时间:2011-09-22 17:18来源:蓝天飞行翻译 作者:航空 点击:
  

COMMUNICATIONS-RELATED INCIDENTS IN GENERAL AVIATION DUAL FLIGHT TRAINING
By Kamil Etem and Marcia Patten1
Aerobase Research, Inc.
The Aviation Safety Reporting System, at NASA Ames Research Center

BACKGROUND AND MOTIVATION
A recent survey of the Aviation Safety Reporting System (ASRS) database on incidents involving General Aviation (GA) aircraft revealed that one third of the GA incidents were associated with communications difficulties. These problems included failure to comply with ATC clearances, communications equipment malfunctions, and poor radio technique. The results of this survey suggested to our research team that GA communications issues were an appropriate topic for further ASRS research. We were also aware that past ASRS research has not focused on this subject.2
The 1996 Nall Report, published by the Aircraft Owners and Pilots Association (AOPA) Air Safety Foundation, further focused our attention on dual instruction.3 Although flight instruction, overall, was one of the safest operations in General Aviation, according to 1995 accident statistics, there was a notable concentration of fatalities and accidents during dual instruction: The only fatal go-around accident, four of the five fatal maneuvering accidents, and five out of seven non-fatal maneuvering accidents occurred during dual instruction.4 This cluster of accidents and fatalities in dual flight instruction raised the question of whether problematic communications, both inside and outside the aircraft, might have played a role.
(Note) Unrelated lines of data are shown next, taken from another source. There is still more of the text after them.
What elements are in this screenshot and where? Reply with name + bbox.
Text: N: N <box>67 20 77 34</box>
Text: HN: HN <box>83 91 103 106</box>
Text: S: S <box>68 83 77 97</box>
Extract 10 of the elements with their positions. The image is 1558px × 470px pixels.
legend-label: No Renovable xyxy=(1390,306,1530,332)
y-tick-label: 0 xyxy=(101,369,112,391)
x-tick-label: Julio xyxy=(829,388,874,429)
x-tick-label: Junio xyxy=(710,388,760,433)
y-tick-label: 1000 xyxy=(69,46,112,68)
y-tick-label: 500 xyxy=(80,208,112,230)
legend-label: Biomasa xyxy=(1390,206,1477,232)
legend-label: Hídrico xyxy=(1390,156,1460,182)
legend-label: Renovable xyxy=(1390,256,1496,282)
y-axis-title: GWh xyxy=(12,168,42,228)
A final motivation for this study was research by NASA and others which has shown that in shared decision-making situations similar to those that occur in GA dual flight instruction, there is often a failure of individuals to take responsibility for actions, including communications. At the 1995 OSU Symposium, Prince and Stout presented the results of interviews with professional aviators from the military, air carriers, and GA. They reported that 30 percent of the GA instructors surveyed stated that they trained students to perform independently, as single pilots, and believed their task as flight instructor was to encourage independence, not team awareness.5 An exaggerated emphasis on pilot independence during training arguably may exclude development of sound cross-cockpit communications procedures, and impair communications awareness and effectiveness.
1
  Kamil Etem is a general aviation flight/ground instrument instructor with a commercial pilot certificate and more than 1,500
hours of instructing experience in a variety of GA single-engine aircraft. He is also President and General Manager of
Aerobase Research, Inc.  Marcia Patten is a helicopter flight instructor and commercial pilot with more than 2,000 flight hours,
and serves as Associate Editor of the ASRS CALLBACK publication.
2
  ASRS research on General Aviation issues largely has been confined to weather-related topics, such as single-pilot IFR; pilot judgment issues; and flight phase-specific problems such as landing incidents.